Member for Wentworth Allegra Spender said while it is necessary to have appropriate tax on super, taxing unrealised gains is bad policy.
"People shouldn’t be taxed on paper profits they may never see. I’m really concerned about the impact on the startup and innovation sector, in particular, which is an area we need to see grow, rather than diminish," said Spender.
"It appears this is a policy fudge to accommodate technical limitations in large APRA-regulated funds, when the overwhelming majority of these high balances are in self-managed super funds that could easily calculate their actual earnings and associated tax."
Spender has also introduced an amendment to allow the deferral of payment for taxpayers who might otherwise be forced to sell their illiquid assets.
Member for Goldstein, Zoe Daniel said the the current design for the new tax could be a potential nightmare for the many Australians self-managing their super.
"Self-managed super fund members who hold illiquid assets such as property will be required to pay tax before realising those gains, and many may not have the funds to pay the tax," said Daniel.
"It is a looming nightmare for people such as farmers who are asset rich, but cash poor, a nightmare that can be avoided by amending this legislation.”
Member for Indi Dr Helen Haines agreed that the legislation in its current form would have unintended consequences for those who hold their family farms in SMSFs.

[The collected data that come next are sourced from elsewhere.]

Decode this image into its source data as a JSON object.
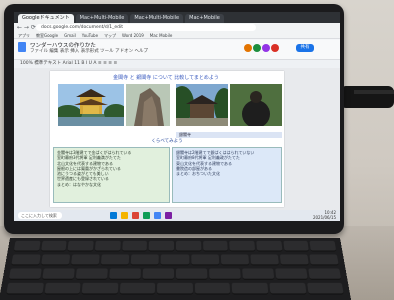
{
  "browser": {
    "tabs": [
      {
        "label": "Googleドキュメント",
        "active": true
      },
      {
        "label": "Mac+Multi-Mobile"
      },
      {
        "label": "Mac+Multi-Mobile"
      },
      {
        "label": "Mac+Mobile"
      }
    ],
    "url": "docs.google.com/document/d/1_edit",
    "bookmarks": [
      "アプリ",
      "教室Google",
      "Gmail",
      "YouTube",
      "マップ",
      "Word 2019",
      "Mac Mobile"
    ]
  },
  "document": {
    "title": "ワンダーハウスの作りかた",
    "menus": "ファイル 編集 表示 挿入 表示形式 ツール アドオン ヘルプ",
    "share_label": "共有",
    "toolbar_text": "100%  標準テキスト  Arial  11  B I U A  ≡ ≡ ≡ ≡",
    "heading": "金閣寺 と 銀閣寺 について 比較してまとめよう",
    "caption_right": "銀閣寺",
    "mid_label": "くらべてみよう",
    "green_box_lines": [
      "金閣寺は3階建てで金ぱくがはられている",
      "室町幕府3代将軍 足利義満がたてた",
      "北山文化を代表する建物である",
      "屋根の上には鳳凰がかざられている",
      "池にうつる姿がとても美しい",
      "世界遺産にも登録されている",
      "まとめ：はなやかな文化"
    ],
    "blue_box_lines": [
      "銀閣寺は2階建てで銀ぱくははられていない",
      "室町幕府8代将軍 足利義政がたてた",
      "東山文化を代表する建物である",
      "書院造の部屋がある",
      "まとめ：おちついた文化"
    ]
  },
  "taskbar": {
    "search_placeholder": "ここに入力して検索",
    "time": "10:42",
    "date": "2021/06/15"
  },
  "colors": {
    "browser_chrome": "#2e3135",
    "share_button": "#1a73e8",
    "green_box": "#e1f0dd",
    "blue_box": "#dce8f8",
    "heading_text": "#3a5bbf"
  }
}
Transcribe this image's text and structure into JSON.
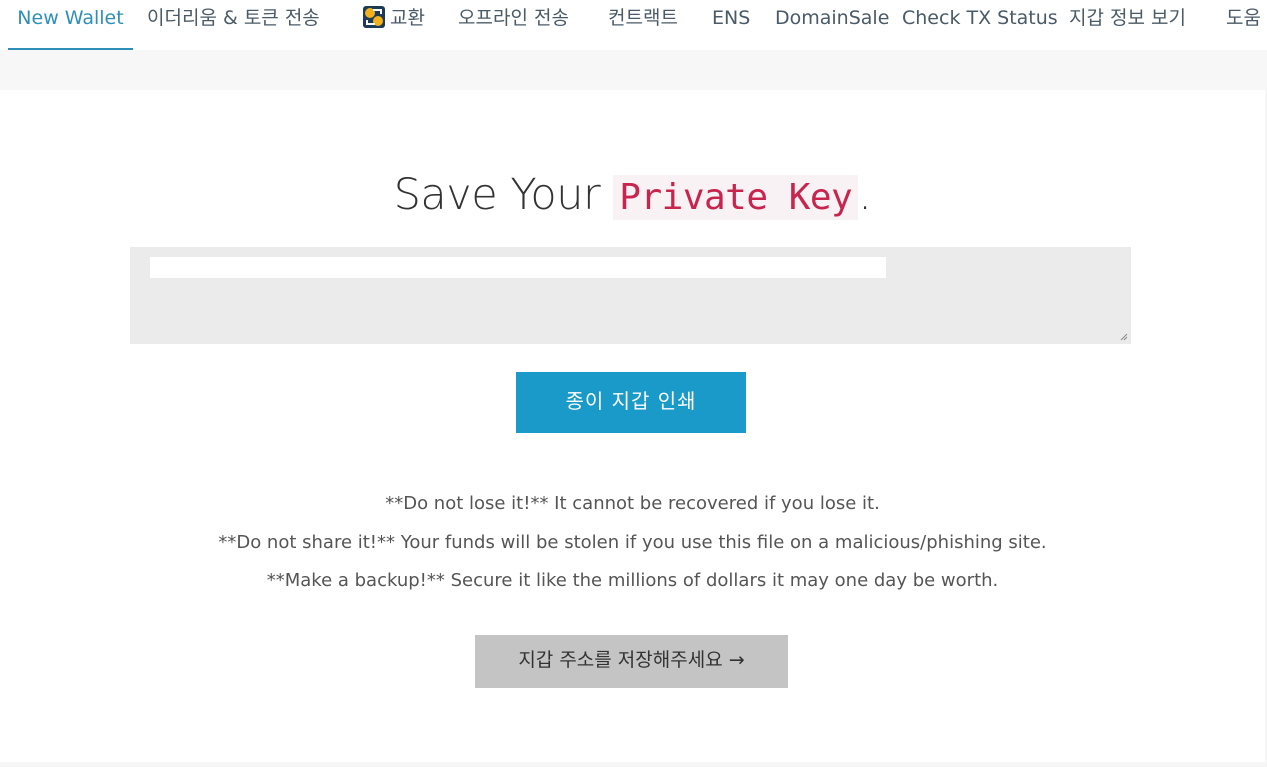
{
  "nav": {
    "items": [
      {
        "label": "New Wallet",
        "active": true
      },
      {
        "label": "이더리움 & 토큰 전송",
        "active": false
      },
      {
        "label": "교환",
        "active": false,
        "icon": "swap-icon"
      },
      {
        "label": "오프라인 전송",
        "active": false
      },
      {
        "label": "컨트랙트",
        "active": false
      },
      {
        "label": "ENS",
        "active": false
      },
      {
        "label": "DomainSale",
        "active": false
      },
      {
        "label": "Check TX Status",
        "active": false
      },
      {
        "label": "지갑 정보 보기",
        "active": false
      },
      {
        "label": "도움",
        "active": false
      }
    ]
  },
  "main": {
    "title_prefix": "Save Your",
    "title_code": "Private Key",
    "title_suffix": ".",
    "print_button": "종이 지갑 인쇄",
    "warnings": [
      "**Do not lose it!** It cannot be recovered if you lose it.",
      "**Do not share it!** Your funds will be stolen if you use this file on a malicious/phishing site.",
      "**Make a backup!** Secure it like the millions of dollars it may one day be worth."
    ],
    "next_button": "지갑 주소를 저장해주세요 →"
  },
  "colors": {
    "accent": "#2e8fb8",
    "print_button_bg": "#1a9ac9",
    "next_button_bg": "#c4c4c4",
    "code_text": "#c7254e",
    "code_bg": "#f9f2f4"
  }
}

"This includes the family farms from Indi that I represent. If this tax on superannuation above $3 million goes ahead as currently drafted, these farming families may not receive the lease payments or rental yields to meet the annual tax bill on their land assets without selling the land itself," she said.
"Indexing the $3 million threshold and excluding agricultural land assets would ensure our superannuation system fulfils its objective of providing for people in retirement.”